After the issues were thus framed, in due time the cause came on for trial before the court and a jury, and a verdict was returned in favor of the plaintiff. A motion for a new trial being made and overruled, the defendants appeal.
The primary issue in this case as tried in the superior court was whether the operation performed on February 16th was authorized. There is no claim that the charge made-for the services is unreasonable if the operation was author
The evidence introduced by the plaintiff, if true, shows, that the operation described as “curretting” was made necessary by the attempt on the part of Mrs. Murray to perform an abortion upon herself by the use of a catheter; that Mrs. Murray admitted to the plaintiff, and to a number of other witnesses who testified, that she used the catheter for the purpose mentioned; that the Fallopian tubes and ovaries had become diseased on account of infection from the decaying foetus, or from an infection carried into the womb by the catheter; that, before the laparotomy operation was performed, Mrs. Murray was told that she would probably lose both Fallopian tubes; that it could not be told until after the incision was made just what was necessary to be done; that Mrs. Murray told the doctors present for the purpose of performing the operation to go ahead and remove everything that was diseased and to do everything that they thought best for her; that a median incision was made just below the navel; that when the Fallopian tubes and ovaries were examined, it was found that both tubes contained pus, and that the ovaries were diseased; that the husband was then called into the room and advised that, if the ovaries were not removed, they would give Mrs. Murray constant trouble, and that he told the doctors at this time to remove whatever was necessary; that the incision was not made at the place where it is ordinarily made in cases of operations for appendicitis; that the incision, when the operation is for the purpose of removing the appendix, is usually made at a place known in surgery as “McBurney’s point,” which is a point about half way between the navel and the hip bone on the right side; that no mention was made at any time by Mrs. Murray or by any of the doctors relative to the removal of the appendix; and that Mrs. Murray was told of the operation that had been performed upon her three or four days thereafter, and she then expressed her satisfaction
The evidence introduced on behalf of the defendants, if true, shows that the plaintiff was employed to remove the appendix, and for no other purpose; that Mrs. Murray had at no time used a catheter for the purpose of performing an abortion upon herself, but that the miscarriage was brought about by another cause.

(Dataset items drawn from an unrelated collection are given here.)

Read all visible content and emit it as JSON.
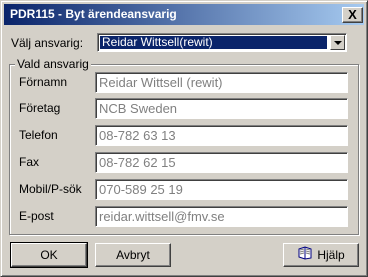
{
  "window": {
    "title": "PDR115 - Byt ärendeansvarig",
    "close_label": "X"
  },
  "selector": {
    "label": "Välj ansvarig:",
    "selected_value": "Reidar Wittsell(rewit)"
  },
  "group": {
    "title": "Vald ansvarig",
    "fields": [
      {
        "label": "Förnamn",
        "value": "Reidar Wittsell (rewit)"
      },
      {
        "label": "Företag",
        "value": "NCB Sweden"
      },
      {
        "label": "Telefon",
        "value": "08-782 63 13"
      },
      {
        "label": "Fax",
        "value": "08-782 62 15"
      },
      {
        "label": "Mobil/P-sök",
        "value": "070-589 25 19"
      },
      {
        "label": "E-post",
        "value": "reidar.wittsell@fmv.se"
      }
    ]
  },
  "buttons": {
    "ok": "OK",
    "cancel": "Avbryt",
    "help": "Hjälp"
  },
  "colors": {
    "face": "#d4d0c8",
    "title_start": "#0a246a",
    "title_end": "#a6caf0",
    "selection": "#0a246a",
    "disabled_text": "#808080"
  },
  "icons": {
    "help": "help-book-icon",
    "dropdown": "chevron-down-icon"
  }
}
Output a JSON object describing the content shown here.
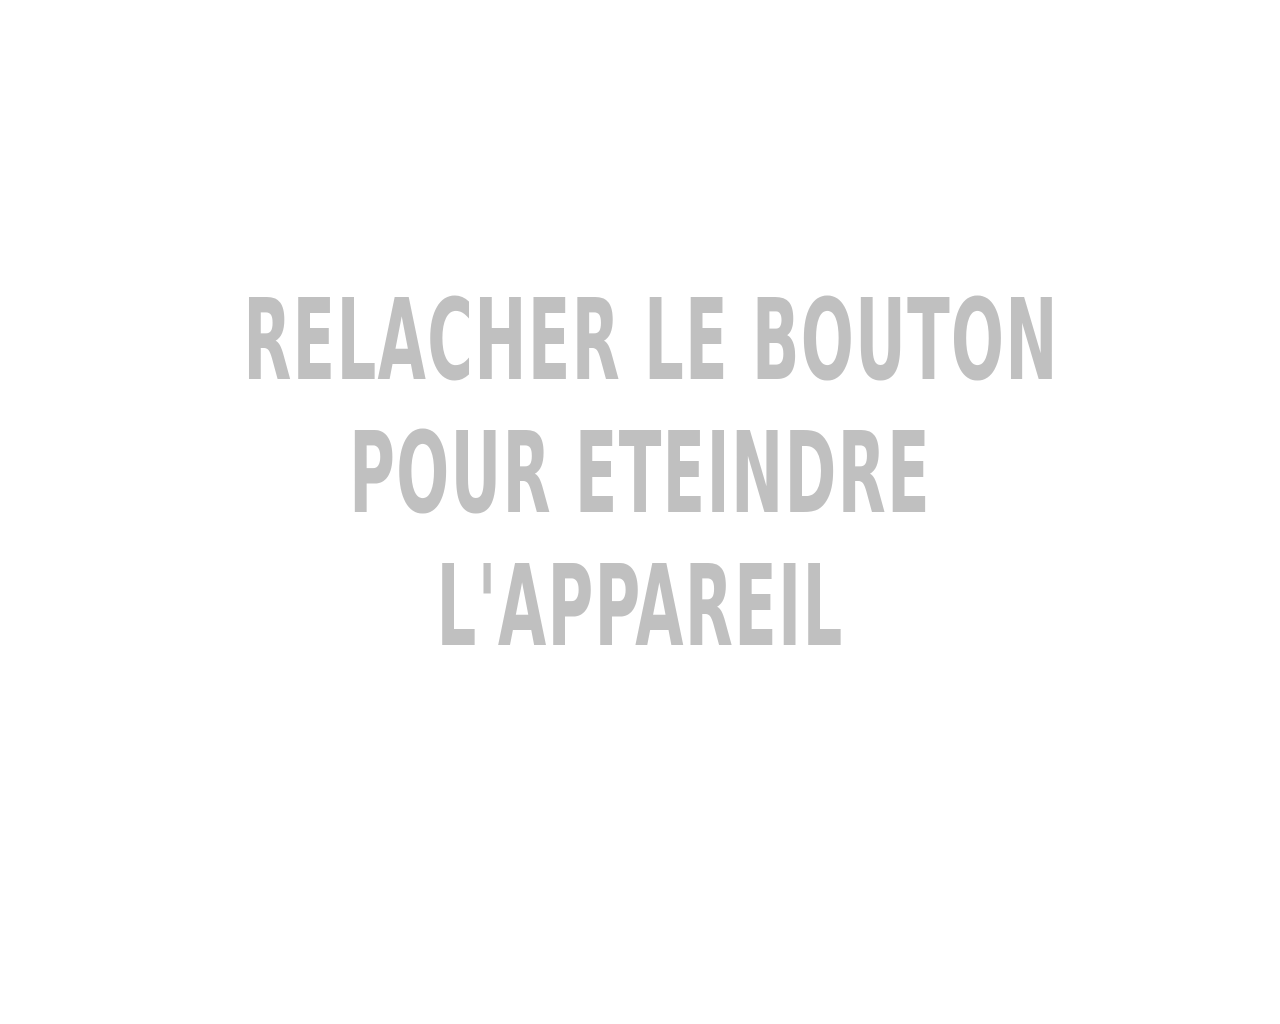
{
  "screen": {
    "background_color": "#ffffff",
    "text_color": "#c0c0c0",
    "message_lines": [
      "RELACHER LE BOUTON",
      "POUR ETEINDRE",
      "L'APPAREIL"
    ]
  }
}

It will thus be seen that the question at issue in the trial court was plainly one of fact and, consequently, within the province of the jury to determine. Unless the trial court committed errors of law, the judgment must be affirmed. Other facts will be stated and further reference to the evidence will be made in connection with the consideration of the points to which such facts or evidence may be particularly pertinent.
There are two questions in this case for this court to determine. Stated in the inverse order from that in which they appear in the appellant’s brief, they are: First, did the trial court err in declining to grant a new trial on the ground of newly discovered evidence; and second, was it error for the trial court to admit the evidence relative to the use of a catheter by Mrs. Murray?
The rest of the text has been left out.